Introduce usability reports while adding new systems, MonetDB, DuckDB, TimescaleDB. (Alexey Milovidov)

2019-04-08

The dataset has been anonymized with the new clickhouse-obfuscator tool, the benchmark queries are updated to use the obfuscated dataset, and most of the results are also updated. The dataset is published in the documentation and available for downloads. Now it does no longer contain sensitive production data, but retains the data distribution and compression characteristics. (Alexey Milovidov).

2016-06-15

The benchmark is now available publicly with the ClickHouse release in open-source (Alexey Milovidov).

2015-04-05

Added MemSQL (which is now known as SingleStore) and updated Vertica (Alexey Milovidov).

2013-09-23

First version of the benchmark with ClickHouse, Hive, InfiniDB, Infobright, MonetDB, Vertica.
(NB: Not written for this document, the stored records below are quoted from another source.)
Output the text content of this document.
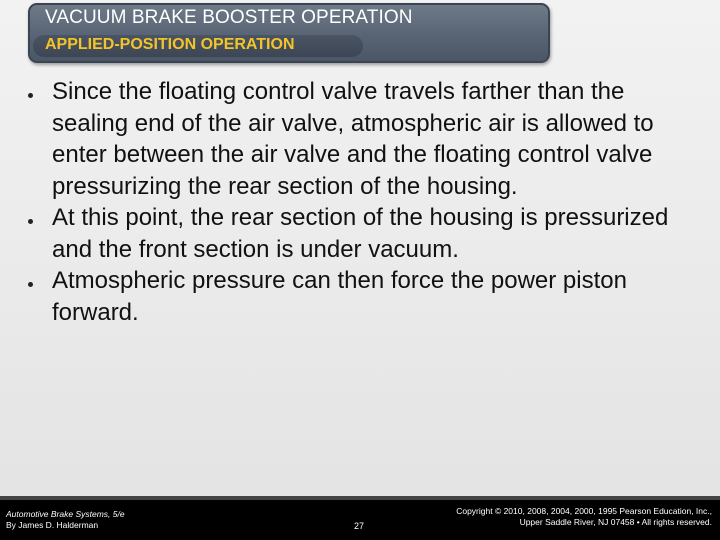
VACUUM BRAKE BOOSTER OPERATION
APPLIED-POSITION OPERATION
Since the floating control valve travels farther than the sealing end of the air valve, atmospheric air is allowed to enter between the air valve and the floating control valve pressurizing the rear section of the housing.
At this point, the rear section of the housing is pressurized and the front section is under vacuum.
Atmospheric pressure can then force the power piston forward.
Automotive Brake Systems, 5/e
By James D. Halderman	27
Copyright © 2010, 2008, 2004, 2000, 1995 Pearson Education, Inc.,
Upper Saddle River, NJ 07458 • All rights reserved.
The website (by Alexey Milovidov) published in the internal network.

2013-08-15

Project starts with the goal of evaluating column-oriented databases. The data is obtained from production, around 1/50 of one week of the Internet traffic, captured by Yandex Metrica around summer 2013. Three datasets are derived from it, total 10 million, 100 million, and 1 billion records. The list of 43 queries are prepared by Alexey Milovidov and test scripts are prepared by Pavel Kartaviy.